DAVID: If all the decisions are planned using automatic molecular actions, all the decisions are automatic at the cellular level. […] A kidney cell only does what a kidney cell knows to do, balance the liquids and salts in the body.

dhw: Of course if all decisions are preprogrammed, every decision is automatic. And if they’re not preprogrammed, then they are not automatic! A kidney cell is part of a huge community of cells, linked to other huge communities. I am not saying every individual cell is intelligent. I am suggesting that unicellular organisms and cell communities are intelligent. Once something has been invented, it may well function automatically. Intelligence is only required for the invention itself, for modifications, and for the solution of new problems. That is how we can test the intelligence of organisms we can’t communicate with.

Are you saying bacteria were invented? I can't believe it.

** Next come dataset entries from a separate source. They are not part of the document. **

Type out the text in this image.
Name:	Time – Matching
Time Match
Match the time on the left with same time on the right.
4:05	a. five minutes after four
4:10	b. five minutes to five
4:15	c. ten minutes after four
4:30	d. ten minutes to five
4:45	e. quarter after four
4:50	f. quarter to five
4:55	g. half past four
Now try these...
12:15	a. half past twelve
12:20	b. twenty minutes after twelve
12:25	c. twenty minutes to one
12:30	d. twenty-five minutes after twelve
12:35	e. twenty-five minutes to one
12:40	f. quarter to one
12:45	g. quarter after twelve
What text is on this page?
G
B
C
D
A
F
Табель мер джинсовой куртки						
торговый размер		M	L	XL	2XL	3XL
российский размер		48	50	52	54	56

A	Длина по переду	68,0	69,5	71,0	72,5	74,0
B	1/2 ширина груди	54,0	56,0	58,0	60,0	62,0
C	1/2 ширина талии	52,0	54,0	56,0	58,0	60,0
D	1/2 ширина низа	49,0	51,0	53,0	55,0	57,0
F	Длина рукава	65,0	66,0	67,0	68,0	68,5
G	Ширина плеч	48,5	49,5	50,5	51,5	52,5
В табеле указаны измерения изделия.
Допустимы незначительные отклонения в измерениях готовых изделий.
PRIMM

DAVID (under “bacterial memory”): Newly discovered in bacterial biofilms:
https://phys.org/news/2018-04-bacteria-memory-descendants.html

QUOTE: "Led by scientists at UCLA, an international team of researchers has discovered that bacteria have a "memory" that passes sensory knowledge from one generation of cells to the next, all without a central nervous system or any neurons.”
"'Bacteria sense and remember via this rhythmic pattern, which is pivotal for their decision to suppress motility, become stationary and ultimately attach to a surface irreversibly and form a biofilm," Wong said.
"

DAVID’s comment: the way this works is not known as yet, but my guess is newly developed epigenetic changes in the genome change the information available, so the bacteria know how to repeat the past. It is just as logical adaptation. We see builtin bacterial adaptation all the time, which is why they never disappear.

dhw: Bacteria have memories, take decisions, communicate, cooperate. Let’s just be clear about your insistence on their automaticity. It means that every single bacterial adaptation throughout the history of life was either preprogrammed 3.8 billion years ago, or is the result of your God dabbling. The theistic alternative is that he gave them the means to make their own decisions. Which of these alternatives sounds more likely?

Decision making at our level requires thoughtful analysis of complex issues. At the bacterial level they experience very few stimuli: sensing food, sensing danger, sensing a need to move. Not much else. All can be handled by automatic responses.